Particolarmente interessante è il terzo capitolo, nel quale l’autore giunge a conclusioni innovative (pp. 335-424), analizzando gli scambi epistolari che Agostino ebbe, sia collegialmente con gli altri vescovi africani, sia personalmente con il vescovo di Roma. I papi che si avvicendarono sotto l’episcopato di Agostino furono in tutto sei. Il capitolo analizza i diversi linguaggi utilizzati nelle varie lettere, cogliendo in essi i diversi modi con cui Agostino e i vescovi africani approfondivano il senso dell’auctoritas del vescovo di Roma sotto l’aspetto prevalentemente dottrinale e spirituale.
Nel 416 l’episcopato africano si appellava a Roma per sollecitare un intervento autorevole riguardo alla condanna della dottrina pelagiana. L’appello era motivato e poggiava sulla forte convinzione dell’auctoritas della Sede Apostolica, in particolare sotto l’aspetto teologico e spirituale e per questo posta più in alto rispetto alle altre sedi episcopali.
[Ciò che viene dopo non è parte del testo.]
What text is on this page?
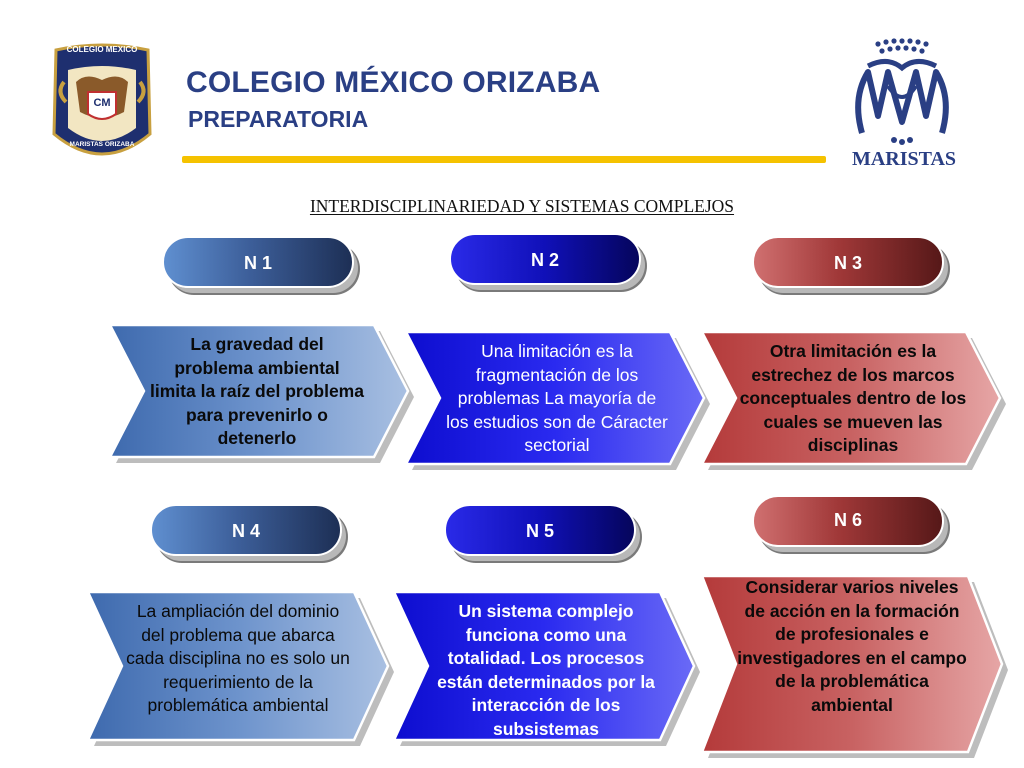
COLEGIO MEXICO
CM
MARISTAS ORIZABA
MARISTAS
COLEGIO MÉXICO ORIZABA
PREPARATORIA
INTERDISCIPLINARIEDAD Y SISTEMAS COMPLEJOS
N 1	N 2	N 3
N 4	N 5
N 6
La gravedad del problema ambiental limita la raíz del problema para prevenirlo o detenerlo
Una limitación es la fragmentación de los problemas La mayoría de los estudios son de Cáracter sectorial
Otra limitación es la estrechez de los marcos conceptuales dentro de los cuales se mueven las disciplinas
La ampliación del dominio del problema que abarca cada disciplina no es solo un requerimiento de la problemática ambiental
Un sistema complejo funciona como una totalidad. Los procesos están determinados por la interacción de los subsistemas
Considerar varios niveles de acción en la formación de profesionales e investigadores en el campo de la problemática ambiental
L’atteggiamento deferente e di sottomissione filiale, assunto dai vescovi africani verso Roma e la pronta accoglienza del pontefice alle loro richieste rappresenta, ed è la chiara testimonianza, del pensiero dei vescovi africani e di Agostino in particolare sul ruolo della Sede Apostolica nelle questioni dottrinali. L’autore, inoltre, si sofferma a considerare anche episodi che avrebbero potuto incrinare l’armonia tra l’episcopato africano e la Sede Apostolica e mettere in discussione l’auctoritas del vescovo di Roma, come, ad esempio, nel caso di papa Zosimo, che ebbe un atteggiamento critico nei confronti dei vescovi africani e delle loro decisioni. Di Corrado ci pone di fronte a uno spaccato quanto mai realistico della vita della Chiesa africana e di quella di Roma nei primi decenni del V secolo. Alla Sede Apostolica i vescovi africani riconoscono, senza alcuna discussione, il giudizio di ultimo appello non solo su questioni dottrinali, ma anche su quelle disciplinari, almeno su quelle riguardanti i vescovi (cf. p. 11). Nel quarto capitolo (pp. 425-474) l’orizzonte della ricerca si allarga ai concili episcopali nella Chiesa africana e alla loro relazione con la Sede Apostolica. Dall’analisi dei testi l’autore fa emergere una chiara e inequivocabile gerarchia dell’auctoritas nella Chiesa africana. Al primo posto emerge l’auctoritas piena della Sede Apostolica, seguono, poi, i concili plenari e provinciali, con autorità differente. Ai primi, Agostino riconosceva un’autorità piena (saluberrima auctoritas); ai secondi, un’autorità limitata ai singoli territori. Da queste osservazioni l’autore, con sicura e indubbia convinzione, afferma che tra l’auctoritas della Sede Apostolica e dei concili non vi era affatto opposizione, piuttosto un rapporto di mutua relazione.
Così Giuseppe Di Corrado respinge le affermazioni di alcuni storici che sostengono un’autonomia della Chiesa africana nei confronti di Roma. Per Agostino e i vescovi africani, la Sede Apostolica è centro e garanzia di unità della chiesa, non per motivi politici o di onore, ma per disposizione divina.